Standard-Streit spaltet japanisches Herstellerlager:

Nippons DV-lndustrie zwischen Unix-Fronten

04.11.1988

TOKIO (IDG) - Auch im Lande Nippon sorgt die Spaltung des Unix-Lagers für interne Verwirrung: Während sich eine Gruppe japanischer Hersteller auf die OSF-Seite stellt, unterstützt ein anderer Teil AT&T. Um Neutralität bemüht ist das AT&T-nahe Projekt Sigma der Regierung.

Auf der Grundlage von Unix-System V begann das japanische Wirtschaftsministerium unter dem Projektnamen Sigma vor zwei Jahren mit der Finanzierung einer Standard-Weiterentwicklung. Im nächsten Jahr will die Gruppe mit 195 Mitgliedsunternehmen den Schnittstellenstandard bekanntgeben.

Während nun einige Mitglieder ängstlich auf den Ausgang des Debakels zwischen der OSF und AT&T warten, gibt sich Sigma-Supervisor und MITI-Ministerchef Akio Ohnishi gelassen: "Zwischen unserem Projekt und AT&T besteht eine enge Verbindung. Aber wir versuchen, die Leistung von System V zu erweitern und entwickeln so ein neues Betriebssystem." Sigma werde die Verhandlungen eng verfolgen und sich dem jeweiligen Standard anschließen.

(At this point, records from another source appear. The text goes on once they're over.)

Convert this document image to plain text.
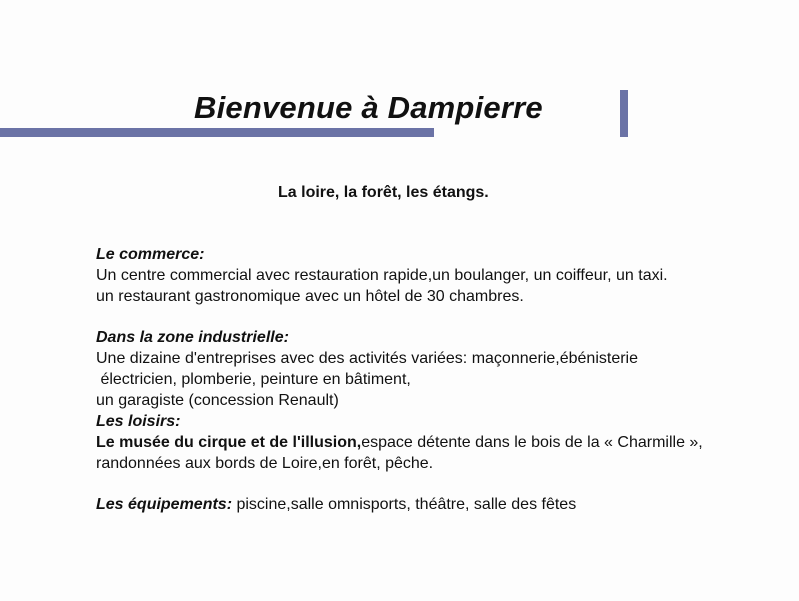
Bienvenue à Dampierre
La loire, la forêt, les étangs.
Le commerce:
Un centre commercial avec restauration rapide,un boulanger, un coiffeur, un taxi.
un restaurant gastronomique avec un hôtel de 30 chambres.
Dans la zone industrielle:
Une dizaine d'entreprises avec des activités variées: maçonnerie,ébénisterie
électricien, plomberie, peinture en bâtiment,
un garagiste (concession Renault)
Les loisirs:
Le musée du cirque et de l'illusion,espace détente dans le bois de la « Charmille »,
randonnées aux bords de Loire,en forêt, pêche.
Les équipements: piscine,salle omnisports, théâtre, salle des fêtes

Befremdet zeigen sich die Japaner über die Größe und Macht der Unix-Lager. Während die OSF mit den Namen der weltweit größten Hardware-Hersteller glänzt, kann, sich AT&T auf eine breite Anwenderschar berufen. "Wir haben eine große Zahl von Anwendern, die eine System-V-Lizenz haben und auch weiter nutzen möchten. Portierungen sind teuer," kommentiert Larry Crume, Geschäftsführer der AT&T International Japan Ltd.

Kritik äußert Crume an der allgemeinen OSF/AT&T-Politik: "Auf den Meetings wird ein entscheidender Punkt nicht angesprochen: Wie stellen wir sicher, daß unabhängige Softwarehäuser unter den derzeitigen Bedingungen weiter Unix-Anwendungen entwickeln, um die Bedürfnisse der End-User zu befriedigen. Dies bleibt ein ungelöstes Kernproblem zwischen der OSF und AT&T."

Während Sigma-Mitglieder wie Fujitsu Unix V die Treue halten und andere wie die NEC Corp. sich abwartend verhalten, war Hitachi schon aufgrund seiner engen Verbindung zur IBM ein OSF-Mitglied der ersten Stunde. Zwar bietet der Hersteller für seine bereits in Betrieb befindlichen Workstations, Mainframes und Supercomputers noch das AT&T-Betriebssystem an, aber eine Umstellung auf das OSF-Unix, sprich AIX, ist schon geplant.

Für die OSF-Gefolgschaft gibt es bei Hitachi auch finanzielle Gründe: Erster PC-Anbieter auf dem heimischen Markt, verlor das Unternehmen rasch an Boden, weil es keine Verbindungen mit unabhängigen Softwarehäusern einging. Über die Mitgliedschaft bei der finanzstarken OSF hofft Hitachi - falls AIX Standard wird - auf ein gutes Überseegeschäft.

Die pazifische OSF-Niederlassung hat die Verantwortung für die Spezifikation einer Applikations-Umgebung, die mehrere Sprachen unterstützt. Vorreiterrolle bei der Koordination der Entwicklung der OSF-Applikations-Umgebung (OSF/AE) hat die japanische Niederlassung von Apollo übernommen. Darüber hinaus ist die fernöstliche OSF-Vertretung auf der Suche nach neuen Technologien die Eingang in den OSF-Standard finden sollen.